Ketika mencoba menjelaskan perbedaan antara budaya dan tingkat perkembangan antar negara, beberapa faktor telah dipertimbangkan, seperti pengaruh antar budaya, sejarahnya, genetika dan posisi geografis, di antara banyak faktor lainnya. Determinisme lingkungan adalah pendekatan khas antropologi dan geografi yang telah menempatkan penekanan khusus pada karakteristik lingkungan, iklim dan kecelakaan geografis untuk mencoba menjelaskan ciri-ciri budaya kelompok manusia yang berbeda.
Pendekatan ini, yang berasal dari Zaman Klasik, sangat populer pada abad ke-19 dan ke-20, meskipun bukan tanpa kontroversi. Selanjutnya kita akan menemukan apa itu determinisme lingkungan.
- Artikel terkait: “determinisme genetik: apa itu dan apa implikasinya dalam sains”
Apa itu determinisme lingkungan?
Determinisme lingkungan adalah pendekatan khas antropologi dan geografi yang berpendapat bahwa lingkungan, terutama faktor fisik seperti fitur geografis, sumber daya dan jenis iklim, menentukan pola kelompok manusia yang menetap di wilayah tertentu, selain memiliki pembangunan sosial secara langsung tergantung pada lingkungan yang harus didiaminya. Penentu lingkungan yang paling radikal berpendapat bahwa semua faktor ekologi, iklim dan geografis akan menjelaskan perbedaan budaya manusia sebelum sosial, faktor genetik, pengaruh budaya asing dan sejarah.
Argumen utamanya adalah bahwa karakteristik fisik suatu daerah, terutama iklim, memiliki dampak besar pada psikologi penghuninya. Bisa juga terjadi bahwa seseorang mengembangkan perilaku yang lebih beradaptasi dengan lingkungan mereka dan orang lain, melihat bahwa itu menguntungkan, menirunya dengan menyebarkan sifat budaya baru ini.
Kami memiliki contoh klasik determinisme lingkungan dalam penjelasan yang diberikan oleh beberapa antropolog abad kesembilan belas. Mereka mengaitkan fakta bahwa suatu budaya lebih jauh dari daerah tropis dengan tingkat kompleksitas budaya dan perkembangan teknologi yang lebih tinggi karena, menurut mereka, iklim tropis lebih ramah daripada iklim dingin, memiliki lebih banyak sumber daya.

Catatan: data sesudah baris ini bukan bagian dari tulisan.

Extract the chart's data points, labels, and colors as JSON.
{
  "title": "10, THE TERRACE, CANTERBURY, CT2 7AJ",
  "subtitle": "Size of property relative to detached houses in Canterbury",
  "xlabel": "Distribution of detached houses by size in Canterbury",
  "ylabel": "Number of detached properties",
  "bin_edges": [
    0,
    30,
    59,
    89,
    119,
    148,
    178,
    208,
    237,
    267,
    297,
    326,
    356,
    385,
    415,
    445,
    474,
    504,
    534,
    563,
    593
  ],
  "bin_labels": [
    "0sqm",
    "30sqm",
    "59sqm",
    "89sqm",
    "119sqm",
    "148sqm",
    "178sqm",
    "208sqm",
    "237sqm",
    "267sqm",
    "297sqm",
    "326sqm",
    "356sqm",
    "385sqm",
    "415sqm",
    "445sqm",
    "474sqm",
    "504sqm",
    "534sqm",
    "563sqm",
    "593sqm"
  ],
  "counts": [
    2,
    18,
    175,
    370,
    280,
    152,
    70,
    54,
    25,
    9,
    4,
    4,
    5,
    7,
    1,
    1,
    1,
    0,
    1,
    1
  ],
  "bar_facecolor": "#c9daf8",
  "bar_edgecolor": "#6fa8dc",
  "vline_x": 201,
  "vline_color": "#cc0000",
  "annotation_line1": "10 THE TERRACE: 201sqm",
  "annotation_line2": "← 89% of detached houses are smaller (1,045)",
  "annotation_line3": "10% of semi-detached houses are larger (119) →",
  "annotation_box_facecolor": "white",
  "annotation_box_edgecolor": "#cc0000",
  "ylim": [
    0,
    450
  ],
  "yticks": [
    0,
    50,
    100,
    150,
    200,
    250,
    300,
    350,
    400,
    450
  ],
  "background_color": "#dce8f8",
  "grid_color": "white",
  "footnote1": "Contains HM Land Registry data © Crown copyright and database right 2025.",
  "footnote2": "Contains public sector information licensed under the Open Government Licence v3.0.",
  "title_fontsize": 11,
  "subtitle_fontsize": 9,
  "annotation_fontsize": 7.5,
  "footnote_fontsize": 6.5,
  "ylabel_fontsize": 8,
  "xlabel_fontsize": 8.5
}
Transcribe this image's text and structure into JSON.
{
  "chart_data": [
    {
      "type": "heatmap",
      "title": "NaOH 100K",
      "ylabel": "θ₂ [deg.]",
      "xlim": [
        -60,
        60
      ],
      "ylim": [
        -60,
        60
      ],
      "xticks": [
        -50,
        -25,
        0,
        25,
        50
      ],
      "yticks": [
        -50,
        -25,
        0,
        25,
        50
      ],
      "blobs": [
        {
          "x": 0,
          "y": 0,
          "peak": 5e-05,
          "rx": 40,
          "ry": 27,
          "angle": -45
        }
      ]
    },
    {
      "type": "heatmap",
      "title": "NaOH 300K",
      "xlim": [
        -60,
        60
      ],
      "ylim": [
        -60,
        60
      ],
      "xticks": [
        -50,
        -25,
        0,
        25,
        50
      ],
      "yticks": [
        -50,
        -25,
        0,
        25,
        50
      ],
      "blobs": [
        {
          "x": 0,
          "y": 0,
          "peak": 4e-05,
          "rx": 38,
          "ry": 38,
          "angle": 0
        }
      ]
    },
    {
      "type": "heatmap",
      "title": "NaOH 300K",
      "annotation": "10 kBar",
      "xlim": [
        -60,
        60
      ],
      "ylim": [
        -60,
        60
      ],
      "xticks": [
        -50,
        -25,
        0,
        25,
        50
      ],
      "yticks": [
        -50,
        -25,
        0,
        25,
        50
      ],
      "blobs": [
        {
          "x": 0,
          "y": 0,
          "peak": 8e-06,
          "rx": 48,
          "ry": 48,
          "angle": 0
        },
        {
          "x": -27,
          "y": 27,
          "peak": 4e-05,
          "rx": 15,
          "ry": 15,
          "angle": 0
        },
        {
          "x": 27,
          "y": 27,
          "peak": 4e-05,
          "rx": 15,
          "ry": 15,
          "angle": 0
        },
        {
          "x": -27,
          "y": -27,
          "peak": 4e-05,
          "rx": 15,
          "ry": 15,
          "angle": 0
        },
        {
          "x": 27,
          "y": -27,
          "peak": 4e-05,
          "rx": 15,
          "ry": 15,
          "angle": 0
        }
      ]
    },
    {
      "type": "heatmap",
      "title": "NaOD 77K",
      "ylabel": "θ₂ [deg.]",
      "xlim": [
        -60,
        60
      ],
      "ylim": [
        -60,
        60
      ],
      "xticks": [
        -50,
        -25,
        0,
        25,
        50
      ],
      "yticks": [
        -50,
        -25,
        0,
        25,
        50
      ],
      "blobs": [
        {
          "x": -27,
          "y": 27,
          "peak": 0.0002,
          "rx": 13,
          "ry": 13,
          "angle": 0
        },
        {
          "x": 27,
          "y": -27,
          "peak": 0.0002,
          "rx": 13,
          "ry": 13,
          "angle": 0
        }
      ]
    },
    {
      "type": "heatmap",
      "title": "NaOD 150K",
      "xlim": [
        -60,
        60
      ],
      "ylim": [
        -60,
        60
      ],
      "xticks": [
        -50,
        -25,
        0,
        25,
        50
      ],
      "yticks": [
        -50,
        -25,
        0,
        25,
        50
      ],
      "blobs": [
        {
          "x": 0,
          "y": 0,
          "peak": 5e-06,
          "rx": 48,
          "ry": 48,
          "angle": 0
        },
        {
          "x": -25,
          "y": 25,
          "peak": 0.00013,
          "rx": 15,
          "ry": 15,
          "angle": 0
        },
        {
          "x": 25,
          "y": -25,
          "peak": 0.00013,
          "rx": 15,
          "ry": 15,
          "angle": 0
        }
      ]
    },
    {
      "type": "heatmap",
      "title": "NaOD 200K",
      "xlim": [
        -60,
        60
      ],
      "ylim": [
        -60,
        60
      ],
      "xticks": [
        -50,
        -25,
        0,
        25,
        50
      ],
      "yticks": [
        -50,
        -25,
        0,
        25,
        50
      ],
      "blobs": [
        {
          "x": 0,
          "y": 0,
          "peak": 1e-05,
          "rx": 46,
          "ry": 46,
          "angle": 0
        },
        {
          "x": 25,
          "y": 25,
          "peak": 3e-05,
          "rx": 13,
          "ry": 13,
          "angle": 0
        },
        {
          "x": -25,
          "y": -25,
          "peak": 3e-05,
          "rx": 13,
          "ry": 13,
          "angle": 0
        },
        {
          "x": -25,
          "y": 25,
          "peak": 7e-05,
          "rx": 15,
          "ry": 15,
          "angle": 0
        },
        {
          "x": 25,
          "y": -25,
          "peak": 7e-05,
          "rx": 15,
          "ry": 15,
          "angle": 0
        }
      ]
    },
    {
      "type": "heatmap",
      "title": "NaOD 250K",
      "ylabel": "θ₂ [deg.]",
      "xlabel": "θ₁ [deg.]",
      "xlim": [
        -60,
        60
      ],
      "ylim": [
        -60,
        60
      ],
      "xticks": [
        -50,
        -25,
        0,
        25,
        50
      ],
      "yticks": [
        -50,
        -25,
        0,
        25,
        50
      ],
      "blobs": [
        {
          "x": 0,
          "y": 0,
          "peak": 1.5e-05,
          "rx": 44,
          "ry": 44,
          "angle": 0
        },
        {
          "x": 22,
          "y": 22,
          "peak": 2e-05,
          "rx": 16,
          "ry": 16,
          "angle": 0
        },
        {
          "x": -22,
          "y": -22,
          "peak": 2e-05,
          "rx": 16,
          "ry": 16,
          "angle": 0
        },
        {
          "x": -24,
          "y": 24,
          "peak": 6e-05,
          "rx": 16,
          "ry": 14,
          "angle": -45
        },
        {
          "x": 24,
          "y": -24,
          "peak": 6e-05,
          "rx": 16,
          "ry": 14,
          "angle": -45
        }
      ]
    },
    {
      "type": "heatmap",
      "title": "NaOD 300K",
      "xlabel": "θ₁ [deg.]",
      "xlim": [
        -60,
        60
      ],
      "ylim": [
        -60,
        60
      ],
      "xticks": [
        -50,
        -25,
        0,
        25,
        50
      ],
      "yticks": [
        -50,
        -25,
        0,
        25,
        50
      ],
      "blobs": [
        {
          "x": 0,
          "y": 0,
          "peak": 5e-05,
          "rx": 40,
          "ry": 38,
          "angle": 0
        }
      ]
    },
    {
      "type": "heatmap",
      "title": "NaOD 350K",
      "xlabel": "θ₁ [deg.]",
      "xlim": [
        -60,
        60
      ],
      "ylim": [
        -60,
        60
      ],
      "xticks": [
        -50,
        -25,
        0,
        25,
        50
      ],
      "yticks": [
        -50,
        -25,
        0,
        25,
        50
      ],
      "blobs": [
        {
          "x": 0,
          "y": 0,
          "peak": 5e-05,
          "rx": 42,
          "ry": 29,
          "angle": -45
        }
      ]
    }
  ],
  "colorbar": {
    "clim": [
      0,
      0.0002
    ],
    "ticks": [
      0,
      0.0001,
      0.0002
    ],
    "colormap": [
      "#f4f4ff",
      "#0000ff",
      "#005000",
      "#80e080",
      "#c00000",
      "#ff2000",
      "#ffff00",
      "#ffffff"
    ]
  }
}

Budaya tropis, memiliki akses yang lebih mudah ke sumber daya tersebut, memiliki kehidupan yang lebih nyaman dan tidak harus mengembangkan strategi bertahan hidup yang rumit, tidak seperti mereka yang tinggal di tempat dingin, yang mengembangkan kecerdasan yang lebih besar. Contoh determinis lingkungan lainnya adalah gagasan bahwa budaya pulau memiliki budaya yang sangat berbeda dari budaya kontinental, terutama karena isolasi fisiknya.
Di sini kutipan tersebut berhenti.